Heiligabend wird oft unkompliziert gegessen, zum Beispiel Kartoffelsalat mit Würstchen oder Fisch, damit Zeit für Geselligkeit bleibt. Am ersten Weihnachtstag stehen häufiger festliche Braten wie Gans oder Ente im Mittelpunkt, begleitet von traditionellen Beilagen.

Welche Beilagen passen am häufigsten zu Gans und Ente?

Typische Begleiter sind Rotkohl, Klöße oder Kartoffeln sowie fruchtige Saucen oder Preiselbeeren, die das Aroma des Geflügels ergänzen.

Welche veganen oder vegetarischen Alternativen eignen sich für ein Weihnachtsmenü?

Nussbraten, gefüllter Kürbis oder herzhafte Strudel sind beliebte Alternativen. Dazu passen Rosenkohl, geröstete Kartoffeln und vegane Saucen, die saisonale Aromen betonen.

Welche Gerichte eignen sich gut für Gäste mit Allergien oder Unverträglichkeiten?

Raclette oder Fondue lassen sich gut anpassen, weil Zutaten getrennt serviert werden. Pflanzliche Basisoptionen und glutenfreie Plätzchen sind ebenfalls einfache Anpassungen.

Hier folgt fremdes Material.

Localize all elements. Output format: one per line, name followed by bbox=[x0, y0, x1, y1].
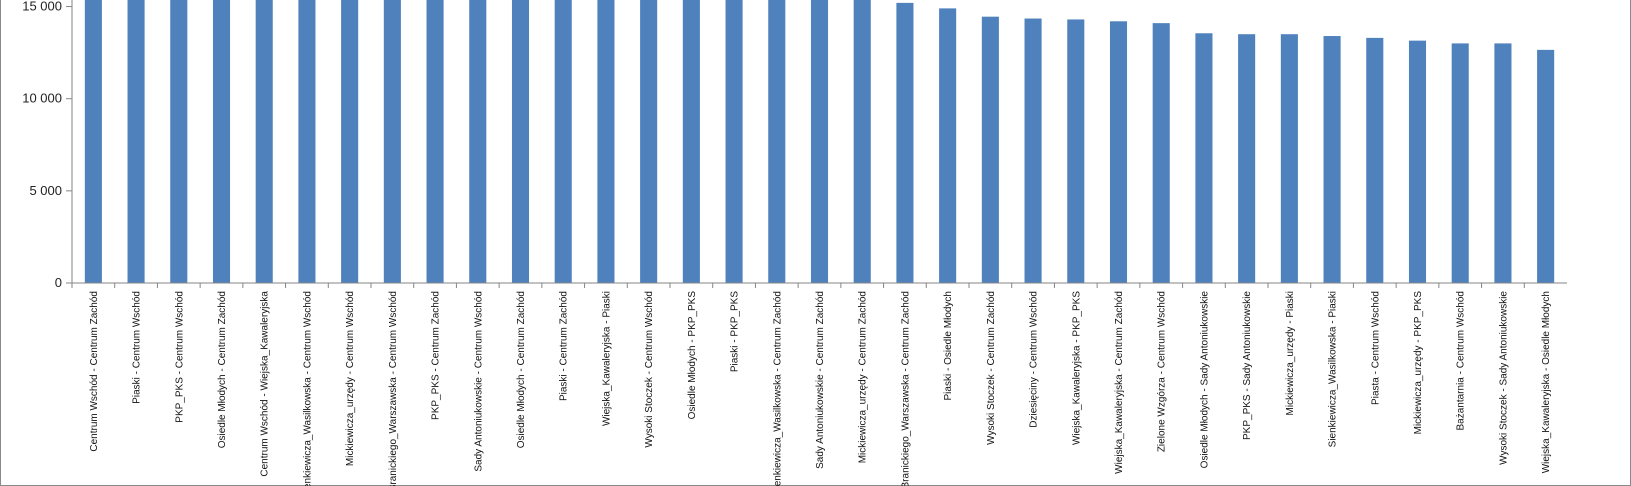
bar bbox=[170, 0, 188, 283]
bar bbox=[1195, 33, 1213, 283]
x-tick-label: Sienkiewicza_Wasilkowska - Centrum Zachó… bbox=[772, 291, 783, 486]
bar bbox=[725, 0, 743, 283]
x-tick-label: Wysoki Stoczek - Centrum Zachód bbox=[986, 291, 997, 445]
x-tick-label: Osiedle Młodych - Centrum Zachód bbox=[217, 291, 228, 448]
bar bbox=[298, 0, 316, 283]
x-tick-label: Wysoki Stoczek - Centrum Wschód bbox=[644, 291, 655, 448]
bar bbox=[1280, 34, 1298, 283]
x-tick-label: Wiejska_Kawaleryjska - Piaski bbox=[601, 291, 612, 426]
bar bbox=[1109, 21, 1128, 283]
x-tick-label: PKP_PKS - Centrum Zachód bbox=[431, 291, 442, 420]
x-tick-label: Piasta - Centrum Wschód bbox=[1370, 291, 1381, 405]
bar bbox=[1238, 34, 1256, 283]
x-tick-label: Mickiewicza_urzędy - Centrum Zachód bbox=[858, 291, 869, 463]
bar bbox=[939, 8, 957, 283]
x-tick-label: Piaski - PKP_PKS bbox=[730, 291, 741, 372]
bar bbox=[896, 2, 914, 283]
bar bbox=[469, 0, 487, 283]
y-tick-label: 5 000 bbox=[29, 183, 62, 198]
bar bbox=[127, 0, 145, 283]
y-tick-label: 0 bbox=[55, 275, 62, 290]
bar bbox=[1024, 18, 1042, 283]
bar bbox=[426, 0, 444, 283]
x-tick-label: Zielone Wzgórza - Centrum Wschód bbox=[1157, 291, 1168, 452]
bar bbox=[341, 0, 359, 283]
bar bbox=[1408, 40, 1427, 283]
x-tick-label: Mickiewicza_urzędy - Piaski bbox=[1285, 291, 1296, 415]
x-tick-label: Piaski - Centrum Zachód bbox=[559, 291, 570, 401]
bar bbox=[640, 0, 658, 283]
x-tick-label: Sady Antoniukowskie - Centrum Zachód bbox=[815, 291, 826, 469]
x-tick-label: Piaski - Centrum Wschód bbox=[132, 291, 143, 404]
bar bbox=[1451, 43, 1469, 283]
x-tick-label: Sady Antoniukowskie - Centrum Wschód bbox=[473, 291, 484, 472]
x-tick-label: Osiedle Młodych - PKP_PKS bbox=[687, 291, 698, 420]
x-tick-label: Branickiego_Warszawska - Centrum Wschód bbox=[388, 291, 399, 486]
bar bbox=[84, 0, 102, 283]
x-tick-label: Wiejska_Kawaleryjska - Osiedle Młodych bbox=[1541, 291, 1552, 473]
bar bbox=[1494, 43, 1512, 283]
x-tick-label: Bażantarnia - Centrum Wschód bbox=[1456, 291, 1467, 431]
bar bbox=[1323, 36, 1341, 284]
bar bbox=[1537, 49, 1555, 283]
x-tick-label: Piaski - Osiedle Młodych bbox=[943, 291, 954, 400]
bar bbox=[810, 0, 829, 283]
bar bbox=[1152, 23, 1170, 284]
x-tick-label: Centrum Wschód - Wiejska_Kawaleryjska bbox=[260, 291, 271, 477]
y-tick-label: 10 000 bbox=[22, 91, 62, 106]
bars bbox=[84, 0, 1555, 284]
x-tick-label: Sienkiewicza_Wasilkowska - Piaski bbox=[1328, 291, 1339, 447]
category-labels: Centrum Wschód - Centrum Zachód Piaski - … bbox=[71, 283, 1552, 486]
bar bbox=[212, 0, 231, 283]
x-tick-label: PKP_PKS - Centrum Wschód bbox=[174, 291, 185, 423]
x-tick-label: Wiejska_Kawaleryjska - Centrum Zachód bbox=[1114, 291, 1125, 474]
bar bbox=[554, 0, 572, 283]
x-tick-label: Branickiego_Warszawska - Centrum Zachód bbox=[900, 291, 911, 486]
bar bbox=[383, 0, 401, 283]
x-tick-label: Wiejska_Kawaleryjska - PKP_PKS bbox=[1071, 291, 1082, 445]
x-tick-label: Sienkiewicza_Wasilkowska - Centrum Wschó… bbox=[302, 291, 313, 486]
bar bbox=[853, 0, 871, 283]
bar bbox=[1366, 37, 1384, 284]
bar bbox=[981, 16, 999, 284]
x-tick-label: Osiedle Młodych - Centrum Zachód bbox=[516, 291, 527, 448]
x-tick-label: Centrum Wschód - Centrum Zachód bbox=[89, 291, 100, 452]
x-tick-label: Dziesięciny - Centrum Wschód bbox=[1029, 291, 1040, 428]
x-tick-label: Wysoki Stoczek - Sady Antoniukowskie bbox=[1498, 291, 1509, 465]
x-tick-label: Mickiewicza_urzędy - PKP_PKS bbox=[1413, 291, 1424, 435]
bar bbox=[1067, 19, 1085, 284]
x-tick-label: PKP_PKS - Sady Antoniukowskie bbox=[1242, 291, 1253, 440]
y-axis-ticks: 0 5 000 10 000 15 000 bbox=[22, 0, 72, 290]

Wie kann man ein Menü so planen, dass Aufwand und Stress gering bleiben?

Bereiten Sie Saucen, Rotkohl und Gebäck vor. Wählen Sie ein Hauptgericht, das Ruhezeiten erlaubt, und planen Sie einen Zeitpuffer zum Aufwärmen statt minutiöser Abläufe.

Gibt es regionale Klassiker, die außerhalb der Region weniger bekannt sind?

Ja, beispielsweise sind bestimmte Fischgerichte in einigen Gegenden traditionell, während in anderen Regionen verstärkt Braten üblich sind. Das zeigt die lebendige Vielfalt der Weihnachts‑Tradition.